Ahmed's statement to the CBI, which was recorded in English, also mentions Rai's number.
"I don't recollect at this point. They must have had the number and written it."
And, Ahmed added, he must have not noticed the number when he was reading the statement to confirm its accuracy.
Peter and Sanjeev Khanna were both standing, listening to the statement intently; Indrani seemed disinterested.
Pasbola moved on to the statement Ahmed gave before the magistrate.

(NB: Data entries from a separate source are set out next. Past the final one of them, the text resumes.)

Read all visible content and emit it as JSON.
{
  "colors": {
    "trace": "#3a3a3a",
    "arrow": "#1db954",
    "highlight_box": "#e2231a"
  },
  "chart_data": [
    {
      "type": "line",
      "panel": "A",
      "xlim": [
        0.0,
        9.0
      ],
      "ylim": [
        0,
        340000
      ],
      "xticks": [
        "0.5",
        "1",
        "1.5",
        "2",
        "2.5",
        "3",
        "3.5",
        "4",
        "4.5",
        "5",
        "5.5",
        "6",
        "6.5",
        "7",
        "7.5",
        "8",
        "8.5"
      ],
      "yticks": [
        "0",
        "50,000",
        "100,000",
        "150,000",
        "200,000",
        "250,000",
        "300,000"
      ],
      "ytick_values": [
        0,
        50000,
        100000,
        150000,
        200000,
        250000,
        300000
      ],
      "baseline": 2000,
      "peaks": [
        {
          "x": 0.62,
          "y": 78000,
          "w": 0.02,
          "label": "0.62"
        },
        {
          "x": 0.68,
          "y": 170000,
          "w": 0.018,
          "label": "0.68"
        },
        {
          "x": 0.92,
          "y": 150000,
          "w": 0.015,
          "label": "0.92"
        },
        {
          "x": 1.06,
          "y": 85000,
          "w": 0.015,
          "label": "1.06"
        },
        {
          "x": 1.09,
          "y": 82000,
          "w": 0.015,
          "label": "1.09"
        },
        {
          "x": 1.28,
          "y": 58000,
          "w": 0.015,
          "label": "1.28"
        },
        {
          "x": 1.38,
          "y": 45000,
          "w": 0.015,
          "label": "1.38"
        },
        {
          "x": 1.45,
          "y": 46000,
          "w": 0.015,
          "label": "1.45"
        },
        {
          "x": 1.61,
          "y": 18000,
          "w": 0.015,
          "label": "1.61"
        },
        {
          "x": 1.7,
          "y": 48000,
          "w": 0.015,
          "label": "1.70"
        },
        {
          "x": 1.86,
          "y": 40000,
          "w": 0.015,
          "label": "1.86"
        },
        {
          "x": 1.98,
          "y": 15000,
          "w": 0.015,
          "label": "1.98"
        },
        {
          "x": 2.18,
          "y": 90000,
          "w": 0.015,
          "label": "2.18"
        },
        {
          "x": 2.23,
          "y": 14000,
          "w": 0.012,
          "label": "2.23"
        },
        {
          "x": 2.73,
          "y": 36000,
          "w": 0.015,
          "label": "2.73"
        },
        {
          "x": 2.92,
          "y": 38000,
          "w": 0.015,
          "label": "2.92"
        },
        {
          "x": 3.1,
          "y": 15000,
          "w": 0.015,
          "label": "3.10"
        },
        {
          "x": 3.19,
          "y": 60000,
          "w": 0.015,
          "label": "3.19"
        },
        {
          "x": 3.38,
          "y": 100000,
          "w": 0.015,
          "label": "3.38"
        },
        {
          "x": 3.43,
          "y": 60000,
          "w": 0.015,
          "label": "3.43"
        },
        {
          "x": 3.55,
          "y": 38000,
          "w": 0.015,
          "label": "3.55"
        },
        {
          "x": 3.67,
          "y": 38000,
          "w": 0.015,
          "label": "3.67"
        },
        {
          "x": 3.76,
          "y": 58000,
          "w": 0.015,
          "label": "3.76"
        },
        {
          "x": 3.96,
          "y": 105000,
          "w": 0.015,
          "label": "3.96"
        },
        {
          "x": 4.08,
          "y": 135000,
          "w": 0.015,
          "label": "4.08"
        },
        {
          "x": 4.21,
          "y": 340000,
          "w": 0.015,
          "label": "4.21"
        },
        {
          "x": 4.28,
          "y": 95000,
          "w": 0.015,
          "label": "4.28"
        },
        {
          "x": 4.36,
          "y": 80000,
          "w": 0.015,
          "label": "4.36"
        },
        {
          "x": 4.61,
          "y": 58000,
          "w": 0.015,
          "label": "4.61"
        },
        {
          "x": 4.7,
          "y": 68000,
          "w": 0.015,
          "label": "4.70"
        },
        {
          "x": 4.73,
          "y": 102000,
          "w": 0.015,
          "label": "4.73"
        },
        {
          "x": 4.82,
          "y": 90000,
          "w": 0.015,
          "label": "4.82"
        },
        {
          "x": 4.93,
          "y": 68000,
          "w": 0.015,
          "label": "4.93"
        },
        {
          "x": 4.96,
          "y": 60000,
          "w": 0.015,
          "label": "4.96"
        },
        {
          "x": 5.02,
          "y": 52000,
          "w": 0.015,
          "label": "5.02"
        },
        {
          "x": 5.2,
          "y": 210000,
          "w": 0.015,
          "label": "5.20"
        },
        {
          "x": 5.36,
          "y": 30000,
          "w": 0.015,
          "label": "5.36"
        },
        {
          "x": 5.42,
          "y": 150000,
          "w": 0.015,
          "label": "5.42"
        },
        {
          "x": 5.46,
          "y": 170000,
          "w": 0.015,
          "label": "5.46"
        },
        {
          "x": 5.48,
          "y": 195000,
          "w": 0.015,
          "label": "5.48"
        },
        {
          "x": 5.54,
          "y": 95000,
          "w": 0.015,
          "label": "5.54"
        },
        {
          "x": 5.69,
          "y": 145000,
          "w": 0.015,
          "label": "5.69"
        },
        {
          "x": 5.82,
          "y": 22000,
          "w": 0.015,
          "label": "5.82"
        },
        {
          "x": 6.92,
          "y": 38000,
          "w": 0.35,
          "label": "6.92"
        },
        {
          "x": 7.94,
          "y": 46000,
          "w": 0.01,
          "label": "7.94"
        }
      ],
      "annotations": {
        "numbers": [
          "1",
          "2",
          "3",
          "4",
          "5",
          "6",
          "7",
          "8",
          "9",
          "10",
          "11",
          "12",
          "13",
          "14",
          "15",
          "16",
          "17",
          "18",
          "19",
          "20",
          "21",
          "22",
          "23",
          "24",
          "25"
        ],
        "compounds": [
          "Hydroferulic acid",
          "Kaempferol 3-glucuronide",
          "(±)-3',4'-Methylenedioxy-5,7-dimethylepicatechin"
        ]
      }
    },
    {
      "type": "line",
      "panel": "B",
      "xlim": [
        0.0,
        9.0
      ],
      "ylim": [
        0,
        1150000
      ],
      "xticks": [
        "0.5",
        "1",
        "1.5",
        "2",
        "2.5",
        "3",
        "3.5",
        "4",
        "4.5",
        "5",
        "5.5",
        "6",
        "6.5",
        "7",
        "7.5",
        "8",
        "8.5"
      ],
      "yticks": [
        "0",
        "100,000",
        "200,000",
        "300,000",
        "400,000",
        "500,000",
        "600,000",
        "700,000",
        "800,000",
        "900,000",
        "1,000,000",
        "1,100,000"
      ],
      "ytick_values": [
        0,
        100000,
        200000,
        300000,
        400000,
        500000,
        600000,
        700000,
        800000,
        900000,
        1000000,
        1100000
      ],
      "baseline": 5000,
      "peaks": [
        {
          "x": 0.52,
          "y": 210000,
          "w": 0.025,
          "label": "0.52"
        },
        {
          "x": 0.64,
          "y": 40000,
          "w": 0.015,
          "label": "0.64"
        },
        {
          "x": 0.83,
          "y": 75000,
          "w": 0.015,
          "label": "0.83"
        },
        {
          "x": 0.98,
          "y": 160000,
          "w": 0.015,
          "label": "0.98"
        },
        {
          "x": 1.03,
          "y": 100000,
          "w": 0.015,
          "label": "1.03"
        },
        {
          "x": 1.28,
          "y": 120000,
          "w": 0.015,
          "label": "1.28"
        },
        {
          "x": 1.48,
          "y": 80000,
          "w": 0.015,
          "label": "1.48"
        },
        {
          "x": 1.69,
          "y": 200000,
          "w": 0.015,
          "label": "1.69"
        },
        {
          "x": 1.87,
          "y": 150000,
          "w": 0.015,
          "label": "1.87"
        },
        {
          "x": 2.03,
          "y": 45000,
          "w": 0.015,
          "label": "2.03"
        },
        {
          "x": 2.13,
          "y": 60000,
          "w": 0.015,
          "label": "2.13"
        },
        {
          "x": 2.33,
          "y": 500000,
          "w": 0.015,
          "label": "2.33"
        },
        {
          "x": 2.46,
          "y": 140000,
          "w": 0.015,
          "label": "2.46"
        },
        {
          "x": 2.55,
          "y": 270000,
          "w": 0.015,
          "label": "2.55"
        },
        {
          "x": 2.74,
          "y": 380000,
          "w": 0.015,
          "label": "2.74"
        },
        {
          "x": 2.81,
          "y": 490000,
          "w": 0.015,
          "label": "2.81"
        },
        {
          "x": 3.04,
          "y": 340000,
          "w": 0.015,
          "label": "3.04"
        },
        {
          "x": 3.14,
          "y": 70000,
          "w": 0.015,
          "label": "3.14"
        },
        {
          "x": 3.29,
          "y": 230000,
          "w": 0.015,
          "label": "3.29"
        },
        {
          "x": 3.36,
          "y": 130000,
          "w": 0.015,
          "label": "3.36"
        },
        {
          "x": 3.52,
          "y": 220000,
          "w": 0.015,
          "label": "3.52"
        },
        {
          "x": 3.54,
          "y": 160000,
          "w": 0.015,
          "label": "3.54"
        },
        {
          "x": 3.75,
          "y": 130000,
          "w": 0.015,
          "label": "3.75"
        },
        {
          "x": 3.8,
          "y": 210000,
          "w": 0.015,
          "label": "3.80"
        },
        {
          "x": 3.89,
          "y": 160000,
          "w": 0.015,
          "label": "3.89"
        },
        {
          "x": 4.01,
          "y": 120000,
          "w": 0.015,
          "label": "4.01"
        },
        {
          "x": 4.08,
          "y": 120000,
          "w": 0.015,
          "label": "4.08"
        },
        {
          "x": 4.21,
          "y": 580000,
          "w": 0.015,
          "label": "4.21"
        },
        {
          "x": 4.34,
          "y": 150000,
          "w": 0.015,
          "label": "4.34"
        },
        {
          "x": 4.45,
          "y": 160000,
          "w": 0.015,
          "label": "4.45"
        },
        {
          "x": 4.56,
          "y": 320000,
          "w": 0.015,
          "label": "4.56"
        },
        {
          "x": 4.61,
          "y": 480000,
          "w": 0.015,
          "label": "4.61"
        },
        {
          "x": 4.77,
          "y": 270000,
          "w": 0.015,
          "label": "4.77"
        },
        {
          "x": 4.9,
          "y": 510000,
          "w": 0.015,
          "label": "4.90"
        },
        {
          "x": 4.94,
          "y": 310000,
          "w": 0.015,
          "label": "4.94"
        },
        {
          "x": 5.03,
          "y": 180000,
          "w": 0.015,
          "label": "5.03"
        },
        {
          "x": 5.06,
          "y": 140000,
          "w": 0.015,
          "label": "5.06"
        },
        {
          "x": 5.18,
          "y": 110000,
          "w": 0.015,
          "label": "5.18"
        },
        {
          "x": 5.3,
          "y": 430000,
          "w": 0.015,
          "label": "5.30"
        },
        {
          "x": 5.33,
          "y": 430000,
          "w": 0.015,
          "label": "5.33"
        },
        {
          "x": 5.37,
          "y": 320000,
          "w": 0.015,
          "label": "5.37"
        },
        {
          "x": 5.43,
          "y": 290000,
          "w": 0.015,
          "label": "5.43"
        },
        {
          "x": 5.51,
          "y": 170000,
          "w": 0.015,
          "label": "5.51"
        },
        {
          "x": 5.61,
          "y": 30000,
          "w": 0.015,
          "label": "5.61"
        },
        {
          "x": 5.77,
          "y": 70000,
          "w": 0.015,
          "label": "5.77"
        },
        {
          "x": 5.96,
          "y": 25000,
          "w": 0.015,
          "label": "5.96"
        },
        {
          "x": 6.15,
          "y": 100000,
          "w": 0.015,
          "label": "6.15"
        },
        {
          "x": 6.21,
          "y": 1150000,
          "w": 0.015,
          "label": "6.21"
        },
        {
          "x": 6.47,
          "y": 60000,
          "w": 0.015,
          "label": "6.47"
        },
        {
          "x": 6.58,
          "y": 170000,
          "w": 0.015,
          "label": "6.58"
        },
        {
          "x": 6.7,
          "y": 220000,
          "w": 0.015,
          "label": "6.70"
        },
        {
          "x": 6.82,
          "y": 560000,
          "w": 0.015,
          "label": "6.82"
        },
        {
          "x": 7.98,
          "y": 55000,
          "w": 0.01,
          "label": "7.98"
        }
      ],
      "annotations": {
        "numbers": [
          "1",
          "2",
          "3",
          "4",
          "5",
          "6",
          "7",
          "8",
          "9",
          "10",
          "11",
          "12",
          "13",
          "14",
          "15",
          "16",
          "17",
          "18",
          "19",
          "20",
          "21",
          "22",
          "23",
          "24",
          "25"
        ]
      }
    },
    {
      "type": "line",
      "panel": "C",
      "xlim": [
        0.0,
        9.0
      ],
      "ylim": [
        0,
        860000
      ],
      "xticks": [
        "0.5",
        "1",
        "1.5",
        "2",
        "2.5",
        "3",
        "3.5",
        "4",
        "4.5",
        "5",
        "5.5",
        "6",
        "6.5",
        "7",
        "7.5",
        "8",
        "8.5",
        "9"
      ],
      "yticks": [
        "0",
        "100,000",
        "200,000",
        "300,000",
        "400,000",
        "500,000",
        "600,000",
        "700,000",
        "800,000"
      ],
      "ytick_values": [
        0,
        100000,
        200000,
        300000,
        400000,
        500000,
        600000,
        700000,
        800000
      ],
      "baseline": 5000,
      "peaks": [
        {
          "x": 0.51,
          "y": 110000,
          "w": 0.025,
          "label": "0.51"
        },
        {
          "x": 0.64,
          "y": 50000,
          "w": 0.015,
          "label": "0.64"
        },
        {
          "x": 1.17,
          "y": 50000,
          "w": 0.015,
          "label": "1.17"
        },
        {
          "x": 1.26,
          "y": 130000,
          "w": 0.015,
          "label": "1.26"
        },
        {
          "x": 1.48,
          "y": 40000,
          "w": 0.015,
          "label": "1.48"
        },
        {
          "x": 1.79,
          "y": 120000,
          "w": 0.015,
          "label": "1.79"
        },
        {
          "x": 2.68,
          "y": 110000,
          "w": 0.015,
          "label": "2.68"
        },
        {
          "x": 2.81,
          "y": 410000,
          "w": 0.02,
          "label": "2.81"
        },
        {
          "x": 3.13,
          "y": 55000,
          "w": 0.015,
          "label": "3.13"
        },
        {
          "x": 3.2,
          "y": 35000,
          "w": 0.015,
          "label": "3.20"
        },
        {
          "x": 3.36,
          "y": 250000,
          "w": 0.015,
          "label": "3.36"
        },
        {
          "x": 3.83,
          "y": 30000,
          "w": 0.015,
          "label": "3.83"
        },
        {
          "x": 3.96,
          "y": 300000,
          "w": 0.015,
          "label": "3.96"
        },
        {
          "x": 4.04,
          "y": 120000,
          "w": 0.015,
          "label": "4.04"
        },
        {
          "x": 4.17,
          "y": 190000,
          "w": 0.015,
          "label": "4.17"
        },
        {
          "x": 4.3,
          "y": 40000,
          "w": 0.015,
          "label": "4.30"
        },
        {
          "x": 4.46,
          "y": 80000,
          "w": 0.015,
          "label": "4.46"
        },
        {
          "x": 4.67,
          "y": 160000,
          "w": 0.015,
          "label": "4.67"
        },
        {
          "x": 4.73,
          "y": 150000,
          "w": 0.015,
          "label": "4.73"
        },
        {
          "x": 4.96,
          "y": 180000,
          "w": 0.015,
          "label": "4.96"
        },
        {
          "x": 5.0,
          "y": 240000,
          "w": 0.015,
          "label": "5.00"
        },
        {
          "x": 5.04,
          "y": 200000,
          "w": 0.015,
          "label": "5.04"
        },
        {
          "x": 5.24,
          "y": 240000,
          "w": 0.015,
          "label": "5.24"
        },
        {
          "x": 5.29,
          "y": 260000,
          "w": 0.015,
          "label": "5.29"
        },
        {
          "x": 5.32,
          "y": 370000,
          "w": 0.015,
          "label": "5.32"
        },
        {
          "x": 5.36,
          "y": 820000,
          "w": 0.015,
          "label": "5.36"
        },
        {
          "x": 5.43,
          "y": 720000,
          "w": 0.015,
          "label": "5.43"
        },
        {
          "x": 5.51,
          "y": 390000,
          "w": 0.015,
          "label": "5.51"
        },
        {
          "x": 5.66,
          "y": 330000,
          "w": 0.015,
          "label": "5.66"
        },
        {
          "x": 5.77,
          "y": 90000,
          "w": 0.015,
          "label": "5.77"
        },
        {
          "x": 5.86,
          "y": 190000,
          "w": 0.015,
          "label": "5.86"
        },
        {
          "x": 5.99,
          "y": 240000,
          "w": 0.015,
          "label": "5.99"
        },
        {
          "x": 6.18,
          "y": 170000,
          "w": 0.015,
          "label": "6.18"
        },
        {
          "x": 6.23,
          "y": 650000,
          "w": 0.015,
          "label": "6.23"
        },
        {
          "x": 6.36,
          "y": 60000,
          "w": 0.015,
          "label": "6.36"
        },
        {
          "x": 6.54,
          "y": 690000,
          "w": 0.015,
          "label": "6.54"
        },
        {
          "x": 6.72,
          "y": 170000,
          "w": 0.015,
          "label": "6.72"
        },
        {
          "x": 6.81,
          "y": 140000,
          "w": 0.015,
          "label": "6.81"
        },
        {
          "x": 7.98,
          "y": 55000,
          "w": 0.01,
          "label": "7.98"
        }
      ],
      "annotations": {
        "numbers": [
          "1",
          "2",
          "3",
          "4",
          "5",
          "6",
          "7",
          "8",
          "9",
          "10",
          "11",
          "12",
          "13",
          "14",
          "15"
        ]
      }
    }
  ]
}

"You did not remember the registration number of the car."
"That is right."
The clock has chimed minutes past 5.30. Pasbola requested Judge Jagdale for permission to ask a few more questions but Navratri celebrations were looming, especially for the judge's clerks who wanted to go home.
Shrikant Shivade, Peter's lawyer, wanted to ask the witness a few questions.
"Let him ask him questions," Ahmed said magnanimously, a hint of smile on his face.
"No, no," says Judge Jagdale. "He will finish (indicating Pasbola) and then he (indicating Shivade) will ask."
And all the asking will happen on October 19, after Dushhera, after Lord Ram vanquishes Raavan.